SEOUL (Reuters) -The Bank of Korea raised its policy rate for the first time in almost three years on Thursday, becoming the first major Asian central bank to shift away from pandemic-era monetary settings as surging household debt created new threats for the economy.

A South Korea won note is seen in this illustration photo May 31, 2017. REUTERS/Thomas White/Illustration

The BOK’s monetary policy board raised the benchmark interest rate 25 basis points to 0.75%, as expected by 16 of 30 analysts surveyed by Reuters.

The benchmark KOSPI fell sharply after the rate decision, while the South Korean won strengthened.

Policymakers had been signaling higher rates since May but expectations for a hike were pared recently due to South Korea’s latest COVID-19 outbreak, which has forced Asia’s fourth-largest economy into semi-lockdown.

Central banks around the world are laying the groundwork for a transition away from crisis-era stimulus as what began as emergency support for collapsing growth now overheats many economies.

Most central banks that have raised rates this year are among emerging economies, concerned about capital flight and imported inflation. In Asia, Sri Lanka raised rates last week, making it the first in the region to do so.

The new policy represents a calculated risk that the South Korean economy, which continues to rebound from a sharp downturn from the coronavirus outbreak since last year, is healthy enough to start trimming stimulus especially as debt bingeing fast becomes an economic issue.

Analysts say South Korea needs to be ahead of the curve as surging household debt and home prices threaten financial stability.

“There are good reasons to expect tightening to continue over the coming quarters,” said Alex Holmes, an analyst at Capital economics said after the rate decision.

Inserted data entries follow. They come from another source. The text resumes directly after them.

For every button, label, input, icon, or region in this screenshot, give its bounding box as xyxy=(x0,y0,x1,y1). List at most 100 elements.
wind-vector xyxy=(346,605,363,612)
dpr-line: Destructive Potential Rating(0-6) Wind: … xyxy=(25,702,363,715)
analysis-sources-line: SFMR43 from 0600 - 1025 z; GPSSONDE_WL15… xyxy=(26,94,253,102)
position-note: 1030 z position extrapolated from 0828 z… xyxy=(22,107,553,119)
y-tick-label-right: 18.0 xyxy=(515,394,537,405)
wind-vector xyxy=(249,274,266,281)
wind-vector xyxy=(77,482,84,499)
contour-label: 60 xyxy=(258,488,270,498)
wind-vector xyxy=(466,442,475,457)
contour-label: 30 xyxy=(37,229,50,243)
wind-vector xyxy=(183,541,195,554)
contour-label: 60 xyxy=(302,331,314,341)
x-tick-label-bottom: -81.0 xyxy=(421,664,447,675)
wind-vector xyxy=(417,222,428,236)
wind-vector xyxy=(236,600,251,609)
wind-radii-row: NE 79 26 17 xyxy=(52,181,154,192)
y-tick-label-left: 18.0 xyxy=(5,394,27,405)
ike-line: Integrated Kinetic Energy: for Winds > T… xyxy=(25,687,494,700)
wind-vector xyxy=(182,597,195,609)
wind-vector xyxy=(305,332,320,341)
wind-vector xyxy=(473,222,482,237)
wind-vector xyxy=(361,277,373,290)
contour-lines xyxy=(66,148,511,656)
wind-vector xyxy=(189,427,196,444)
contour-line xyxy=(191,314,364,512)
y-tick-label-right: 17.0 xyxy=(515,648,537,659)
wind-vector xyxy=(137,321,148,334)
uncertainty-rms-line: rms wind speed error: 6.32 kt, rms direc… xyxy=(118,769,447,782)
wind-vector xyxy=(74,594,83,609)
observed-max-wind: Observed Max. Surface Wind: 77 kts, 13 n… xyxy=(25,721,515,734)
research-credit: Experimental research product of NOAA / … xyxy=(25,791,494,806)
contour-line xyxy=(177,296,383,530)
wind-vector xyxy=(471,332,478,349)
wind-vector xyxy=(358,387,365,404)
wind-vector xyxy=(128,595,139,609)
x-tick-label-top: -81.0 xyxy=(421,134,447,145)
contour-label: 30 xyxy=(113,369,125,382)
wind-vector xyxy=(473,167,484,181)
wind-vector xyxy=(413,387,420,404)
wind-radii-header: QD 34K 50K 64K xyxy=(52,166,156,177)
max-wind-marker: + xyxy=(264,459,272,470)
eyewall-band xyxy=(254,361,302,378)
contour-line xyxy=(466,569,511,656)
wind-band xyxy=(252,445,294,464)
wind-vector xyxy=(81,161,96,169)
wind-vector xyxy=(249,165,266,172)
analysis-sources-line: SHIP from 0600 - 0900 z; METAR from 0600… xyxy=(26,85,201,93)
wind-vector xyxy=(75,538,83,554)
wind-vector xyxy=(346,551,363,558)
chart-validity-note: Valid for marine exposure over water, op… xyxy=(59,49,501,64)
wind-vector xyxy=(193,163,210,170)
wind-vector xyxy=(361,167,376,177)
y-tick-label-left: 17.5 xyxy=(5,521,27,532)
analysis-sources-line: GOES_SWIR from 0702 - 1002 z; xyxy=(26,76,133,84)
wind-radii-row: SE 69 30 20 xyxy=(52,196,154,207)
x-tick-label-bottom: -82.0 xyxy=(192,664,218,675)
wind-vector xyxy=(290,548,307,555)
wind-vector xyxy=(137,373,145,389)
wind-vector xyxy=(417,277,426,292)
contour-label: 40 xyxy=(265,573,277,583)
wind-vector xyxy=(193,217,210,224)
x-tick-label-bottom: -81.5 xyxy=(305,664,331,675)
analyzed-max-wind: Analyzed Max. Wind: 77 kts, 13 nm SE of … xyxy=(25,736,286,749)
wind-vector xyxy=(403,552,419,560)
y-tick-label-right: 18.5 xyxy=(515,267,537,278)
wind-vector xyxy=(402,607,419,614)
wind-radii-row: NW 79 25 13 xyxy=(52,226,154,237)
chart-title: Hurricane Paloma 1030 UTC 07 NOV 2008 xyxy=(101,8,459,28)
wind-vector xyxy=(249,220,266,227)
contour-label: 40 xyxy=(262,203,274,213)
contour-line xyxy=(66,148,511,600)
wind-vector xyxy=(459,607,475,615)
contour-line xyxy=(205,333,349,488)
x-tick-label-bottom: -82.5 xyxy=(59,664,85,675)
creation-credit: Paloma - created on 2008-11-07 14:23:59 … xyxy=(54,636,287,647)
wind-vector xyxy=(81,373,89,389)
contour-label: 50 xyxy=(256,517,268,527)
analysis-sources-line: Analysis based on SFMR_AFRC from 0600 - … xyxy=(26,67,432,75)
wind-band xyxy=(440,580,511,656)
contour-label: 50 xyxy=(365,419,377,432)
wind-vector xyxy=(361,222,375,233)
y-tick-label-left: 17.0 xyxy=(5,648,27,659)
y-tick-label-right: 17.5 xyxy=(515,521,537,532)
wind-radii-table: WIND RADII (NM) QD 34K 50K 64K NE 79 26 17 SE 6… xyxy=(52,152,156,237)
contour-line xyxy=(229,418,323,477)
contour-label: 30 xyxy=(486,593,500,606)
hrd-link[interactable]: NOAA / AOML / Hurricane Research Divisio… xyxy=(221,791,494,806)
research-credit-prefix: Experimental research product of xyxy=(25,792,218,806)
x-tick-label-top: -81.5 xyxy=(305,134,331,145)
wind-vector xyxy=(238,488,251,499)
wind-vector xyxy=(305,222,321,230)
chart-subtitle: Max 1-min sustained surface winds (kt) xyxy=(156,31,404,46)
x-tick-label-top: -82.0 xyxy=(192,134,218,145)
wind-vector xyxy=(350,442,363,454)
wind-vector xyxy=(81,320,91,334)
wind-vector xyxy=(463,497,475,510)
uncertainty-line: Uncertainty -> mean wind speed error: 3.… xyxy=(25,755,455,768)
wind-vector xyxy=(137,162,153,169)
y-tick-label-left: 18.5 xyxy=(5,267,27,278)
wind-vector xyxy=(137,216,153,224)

“With the policy rate still very low by past standards after today’s hike, the BOK will likely want to tighten further to clamp down on financial risks.”

On Thursday, the BOK maintained its economic outlook at 4% for this year but upgraded its consumer inflation forecast to 2.1% from 1.8% previously, signaling conditions are building for further policy tightening.

“The Board will gradually adjust the degree of monetary policy accommodation as the Korean economy is expected to continue its sound growth and inflation to run above 2% for some time, despite ongoing uncertainties over the virus,” the BOK said in its monetary policy statement.

Analysts expect the BOK to raise interest rates next year, with most seeing the base rate at 1.25% by end-2022.

The policy decision is the first rate review the BOK has had as a six-member body after board member Koh Seung-beom left the board to head the Financial Services Commission regulatory body.

There are two more interest rate review meetings scheduled this year.

Governor Lee Ju-yeol’s news conference begins at 0220 GMT.